Un projet de recherche visionnaire
Contrairement aux autres expériences conduites en absence de gravité, les étudiants n’étudieront pas la croissance des racines lors de la germination des graines mais les boutures. Dépourvues de système racinaire, il s’agit d’étudier si les boutures peuvent produire des racines, des pousses et des feuilles sans l’influence de la gravité. Dans le même temps, un test similaire sera conduit sur Terre, c'est-à-dire en conditions normales de gravité.

BASF collabore avec les chercheurs en agronomie du futur
BASF est la seule entreprise qui apporte son soutien scientifique à ce projet.  « Notre cœur bat pour la recherche et l’innovation. Nous sommes toujours en quête de nouvelles voies pour répondre de grands défis. Nous aimons les idées révolutionnaires et la manière de penser non conventionnelle. C'est pourquoi nous aidons l'équipe "V3PO" en lui prodiguant des conseils scientifiques. Nous en tirerons non seulement de nouvelles connaissances sur le comportement des plantes, mais ce sera également une source d'inspiration pour de nouveaux domaines de production », explique Harald Rang, Vice-président senior R&D de la division Protection des Cultures de BASF.
C’est au sein du Centre de recherche agronomique de BASF à Limburgerhof, en Allemagne que les trois étudiants ont préparé leur expérience. Elle sera ensuite réalisée dans les laboratoires du Centre spatial Kennedy en Floride. La préparation est essentielle puisqu’une fois dans l’espace les boutures devront faire face à la différence de température et d’humidité. Le risque ? Les boutures pourraient être contaminées par des bactéries et des champignons. L’expertise et les produits de BASF sont donc essentiels. Les fongicides de BASF contribueront à protéger les boutures des maladies fongiques au cours de la recherche sur l'ISS et lors du voyage aller et retour.

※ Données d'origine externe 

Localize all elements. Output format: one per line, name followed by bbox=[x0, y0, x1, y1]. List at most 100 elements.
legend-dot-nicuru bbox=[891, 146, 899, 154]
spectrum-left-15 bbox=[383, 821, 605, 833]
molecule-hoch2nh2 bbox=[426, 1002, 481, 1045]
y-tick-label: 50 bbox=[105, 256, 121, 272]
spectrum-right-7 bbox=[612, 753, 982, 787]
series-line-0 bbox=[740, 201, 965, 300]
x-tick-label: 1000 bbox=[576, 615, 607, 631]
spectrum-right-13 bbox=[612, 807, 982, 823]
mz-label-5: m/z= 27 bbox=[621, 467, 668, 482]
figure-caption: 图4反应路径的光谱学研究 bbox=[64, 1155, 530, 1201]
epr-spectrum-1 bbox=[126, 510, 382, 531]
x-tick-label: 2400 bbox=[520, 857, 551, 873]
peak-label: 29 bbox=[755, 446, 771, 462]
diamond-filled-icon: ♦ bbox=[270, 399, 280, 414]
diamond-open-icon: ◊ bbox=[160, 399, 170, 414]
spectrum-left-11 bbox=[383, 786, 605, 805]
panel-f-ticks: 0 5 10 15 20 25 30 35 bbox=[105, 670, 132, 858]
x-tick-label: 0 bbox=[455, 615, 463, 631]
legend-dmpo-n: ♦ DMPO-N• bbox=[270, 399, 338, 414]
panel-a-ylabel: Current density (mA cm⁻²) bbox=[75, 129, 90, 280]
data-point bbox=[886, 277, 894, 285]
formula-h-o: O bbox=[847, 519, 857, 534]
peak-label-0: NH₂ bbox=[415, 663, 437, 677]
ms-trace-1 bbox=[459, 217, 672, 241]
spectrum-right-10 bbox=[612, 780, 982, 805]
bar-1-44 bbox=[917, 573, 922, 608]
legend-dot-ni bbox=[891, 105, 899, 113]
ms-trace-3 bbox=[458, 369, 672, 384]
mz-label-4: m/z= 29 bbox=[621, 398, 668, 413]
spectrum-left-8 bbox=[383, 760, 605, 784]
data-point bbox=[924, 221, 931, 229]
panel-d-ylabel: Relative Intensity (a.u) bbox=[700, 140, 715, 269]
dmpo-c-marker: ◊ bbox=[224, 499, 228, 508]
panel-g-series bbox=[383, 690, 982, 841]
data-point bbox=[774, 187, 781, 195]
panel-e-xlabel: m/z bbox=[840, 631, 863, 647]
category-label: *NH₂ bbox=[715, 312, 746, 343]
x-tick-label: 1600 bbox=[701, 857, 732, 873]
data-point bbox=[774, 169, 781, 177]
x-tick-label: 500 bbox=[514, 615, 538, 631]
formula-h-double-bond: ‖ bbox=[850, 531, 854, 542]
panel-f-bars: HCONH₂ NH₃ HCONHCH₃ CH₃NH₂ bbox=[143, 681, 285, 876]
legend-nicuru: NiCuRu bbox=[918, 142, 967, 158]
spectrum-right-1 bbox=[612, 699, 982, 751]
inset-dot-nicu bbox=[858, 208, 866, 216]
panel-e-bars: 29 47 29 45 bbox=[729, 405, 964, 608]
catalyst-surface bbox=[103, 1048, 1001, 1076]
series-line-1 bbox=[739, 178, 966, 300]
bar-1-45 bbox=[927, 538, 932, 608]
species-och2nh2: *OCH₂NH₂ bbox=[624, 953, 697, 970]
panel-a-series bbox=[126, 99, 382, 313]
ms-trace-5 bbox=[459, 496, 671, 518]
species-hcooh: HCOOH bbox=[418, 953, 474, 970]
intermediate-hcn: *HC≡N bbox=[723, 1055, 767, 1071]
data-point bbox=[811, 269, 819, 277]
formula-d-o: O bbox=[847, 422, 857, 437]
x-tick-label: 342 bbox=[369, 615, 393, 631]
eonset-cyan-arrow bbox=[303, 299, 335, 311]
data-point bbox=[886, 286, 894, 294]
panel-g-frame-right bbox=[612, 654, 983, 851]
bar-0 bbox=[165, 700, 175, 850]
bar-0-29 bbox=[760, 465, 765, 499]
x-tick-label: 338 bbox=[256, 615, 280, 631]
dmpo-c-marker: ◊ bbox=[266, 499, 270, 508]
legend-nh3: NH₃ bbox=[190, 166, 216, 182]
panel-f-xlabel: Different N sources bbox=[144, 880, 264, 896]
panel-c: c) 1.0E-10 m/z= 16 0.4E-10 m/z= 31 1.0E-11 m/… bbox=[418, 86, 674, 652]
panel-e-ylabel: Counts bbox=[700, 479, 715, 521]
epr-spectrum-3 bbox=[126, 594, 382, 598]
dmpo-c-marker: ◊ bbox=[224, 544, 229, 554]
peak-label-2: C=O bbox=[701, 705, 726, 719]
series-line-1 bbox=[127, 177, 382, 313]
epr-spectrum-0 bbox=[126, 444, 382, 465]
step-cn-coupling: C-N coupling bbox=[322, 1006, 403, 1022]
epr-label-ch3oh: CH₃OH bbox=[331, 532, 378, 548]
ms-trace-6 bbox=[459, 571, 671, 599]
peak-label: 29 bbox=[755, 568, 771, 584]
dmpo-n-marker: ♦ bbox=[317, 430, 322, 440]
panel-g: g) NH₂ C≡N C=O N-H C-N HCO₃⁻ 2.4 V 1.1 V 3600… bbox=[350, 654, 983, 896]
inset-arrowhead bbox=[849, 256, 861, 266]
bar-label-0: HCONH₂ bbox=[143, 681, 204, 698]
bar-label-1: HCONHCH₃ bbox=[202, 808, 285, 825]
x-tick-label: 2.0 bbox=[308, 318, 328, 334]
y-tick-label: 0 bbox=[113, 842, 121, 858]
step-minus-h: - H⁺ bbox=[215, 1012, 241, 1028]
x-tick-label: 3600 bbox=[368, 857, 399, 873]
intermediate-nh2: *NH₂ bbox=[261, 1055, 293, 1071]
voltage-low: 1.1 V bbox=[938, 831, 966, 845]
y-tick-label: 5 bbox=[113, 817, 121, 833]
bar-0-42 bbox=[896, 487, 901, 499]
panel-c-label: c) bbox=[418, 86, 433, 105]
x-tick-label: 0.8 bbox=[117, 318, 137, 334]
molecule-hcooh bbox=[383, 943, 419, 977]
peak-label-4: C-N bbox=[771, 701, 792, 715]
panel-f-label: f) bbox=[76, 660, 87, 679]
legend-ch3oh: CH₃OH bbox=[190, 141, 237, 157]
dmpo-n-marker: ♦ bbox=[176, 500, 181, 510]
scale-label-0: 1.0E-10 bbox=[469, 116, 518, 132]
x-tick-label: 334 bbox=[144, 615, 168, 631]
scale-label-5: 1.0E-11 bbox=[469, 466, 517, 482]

Outre BASF, d'autres sponsors soutiennent le projet "V3PO" : Dreamup, Mymicrogravity, le Ministère fédéral allemand de l'Économie et de l'Énergie, le Centre national aérospatial allemand et sa cellule interne de conseil aux entreprises, Airbus et Kreissparkasse de Ravensburg. C'est le premier projet d'une école allemande que la NASA intègre dans son programme d'éducation.